Михаил мигом смекнул, что имеет дело с особой строгих нравов, которая им явно не подходит. Вернулся к другу, еще минут пятнадцать прождали — безрезультатно. Девушка стоит, они стоят, больше в вестибюле — ни души.

Тогда приятель из телефона-автомата звонит своей даме сердца: — Куда запропастилась твоя подруга? Мы до сих пор торчим в метро. Тут только одна девица ошивается, но утверждает, что ждет не нас. Беленькая такая, миниатюрная, в каракуле… А, так это она?!

— Ну все, теперь твой черед подкатывать, мне уже неловко! — подначивает товарища Михаил. Леониду удалось замять ситуацию, и вся компания отправилась к его зазнобе.

Взяли вина, но тут выяснилось, что Рита, а именно так звали строптивую незнакомку, не пьет — ей на работу в ночную смену.

Пригубили по бокалу, разбрелись по комнатам… Вскоре до Михаила дошло, что на его поползновения не реагируют, и это явное «динамо». В конце концов Рита выдает:

— Ты, конечно, симпатичный парень, но для меня все слишком быстро происходит, я пока не готова. Проводишь меня домой?
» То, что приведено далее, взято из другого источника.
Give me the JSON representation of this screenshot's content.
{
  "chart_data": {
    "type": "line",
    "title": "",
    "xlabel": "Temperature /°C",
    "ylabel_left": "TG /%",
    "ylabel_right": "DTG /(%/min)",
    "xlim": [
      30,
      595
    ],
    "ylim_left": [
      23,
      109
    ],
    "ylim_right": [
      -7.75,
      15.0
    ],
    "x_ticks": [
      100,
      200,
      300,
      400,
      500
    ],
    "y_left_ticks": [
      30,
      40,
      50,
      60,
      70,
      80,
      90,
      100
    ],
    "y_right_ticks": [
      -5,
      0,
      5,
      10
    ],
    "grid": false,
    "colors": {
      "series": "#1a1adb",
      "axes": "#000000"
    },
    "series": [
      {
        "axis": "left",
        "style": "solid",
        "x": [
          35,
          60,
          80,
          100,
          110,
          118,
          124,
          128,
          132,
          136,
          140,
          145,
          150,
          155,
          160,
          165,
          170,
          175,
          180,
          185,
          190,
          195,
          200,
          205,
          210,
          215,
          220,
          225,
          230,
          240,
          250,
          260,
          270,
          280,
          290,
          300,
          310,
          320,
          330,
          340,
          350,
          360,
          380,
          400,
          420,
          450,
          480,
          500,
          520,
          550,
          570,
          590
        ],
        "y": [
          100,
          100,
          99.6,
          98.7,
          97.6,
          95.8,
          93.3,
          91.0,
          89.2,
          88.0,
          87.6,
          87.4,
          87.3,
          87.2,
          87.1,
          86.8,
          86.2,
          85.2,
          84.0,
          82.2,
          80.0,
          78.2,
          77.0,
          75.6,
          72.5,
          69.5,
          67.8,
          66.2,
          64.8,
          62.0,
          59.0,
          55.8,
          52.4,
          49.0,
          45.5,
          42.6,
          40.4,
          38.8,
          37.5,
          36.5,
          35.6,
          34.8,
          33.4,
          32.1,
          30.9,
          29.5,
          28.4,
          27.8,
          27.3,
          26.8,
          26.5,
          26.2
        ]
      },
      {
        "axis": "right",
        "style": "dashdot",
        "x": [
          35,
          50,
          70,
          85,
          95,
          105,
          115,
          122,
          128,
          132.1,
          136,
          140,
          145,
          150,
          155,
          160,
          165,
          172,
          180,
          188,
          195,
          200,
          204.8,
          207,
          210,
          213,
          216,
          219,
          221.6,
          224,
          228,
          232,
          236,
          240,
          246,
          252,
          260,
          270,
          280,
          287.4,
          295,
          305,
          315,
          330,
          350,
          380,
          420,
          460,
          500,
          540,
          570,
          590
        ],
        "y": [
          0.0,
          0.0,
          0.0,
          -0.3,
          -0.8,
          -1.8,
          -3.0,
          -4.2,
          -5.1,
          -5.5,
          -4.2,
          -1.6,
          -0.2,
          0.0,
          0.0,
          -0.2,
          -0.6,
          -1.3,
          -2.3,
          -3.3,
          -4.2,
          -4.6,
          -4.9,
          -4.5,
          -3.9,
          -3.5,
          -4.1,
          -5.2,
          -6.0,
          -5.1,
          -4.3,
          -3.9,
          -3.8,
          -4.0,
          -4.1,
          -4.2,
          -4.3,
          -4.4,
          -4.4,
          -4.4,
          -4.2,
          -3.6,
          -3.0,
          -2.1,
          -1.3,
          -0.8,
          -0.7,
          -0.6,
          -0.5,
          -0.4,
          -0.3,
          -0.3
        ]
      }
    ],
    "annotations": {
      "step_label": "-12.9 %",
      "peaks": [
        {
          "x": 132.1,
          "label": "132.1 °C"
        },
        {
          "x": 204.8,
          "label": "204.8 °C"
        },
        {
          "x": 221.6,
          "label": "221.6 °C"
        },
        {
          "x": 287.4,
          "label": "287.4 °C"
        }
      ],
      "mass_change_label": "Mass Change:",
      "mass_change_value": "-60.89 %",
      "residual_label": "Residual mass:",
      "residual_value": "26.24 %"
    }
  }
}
Делать нечего, пришлось ловить такси и везти даму восвояси. Благо, жила она неподалеку, в тех же Кузьминках. Михаил хотел обменяться телефонами, но Рита, взяв его номер, свой так и не дала. У подъезда попытался ее поцеловать, но девушка ловко увернулась.

Правда, рядом ошивались любопытные соседи… Рита скрылась в подъезде, и незадачливый ухажер решил, что на этом их знакомство бесславно завершилось. Но не тут-то было! Через неделю Рита сама позвонила, и закрутилось-понеслось…

Родители у нее оказались строгими. Отец — заслуженный железнодорожник, мать — учительница на пенсии. Дочь и думать не могла заявиться домой позже половины одиннадцатого!

Михаил же, напротив, рос вольным казаком. В пятилетнем возрасте потерял маму. Мальчик остался на попечении бабушки.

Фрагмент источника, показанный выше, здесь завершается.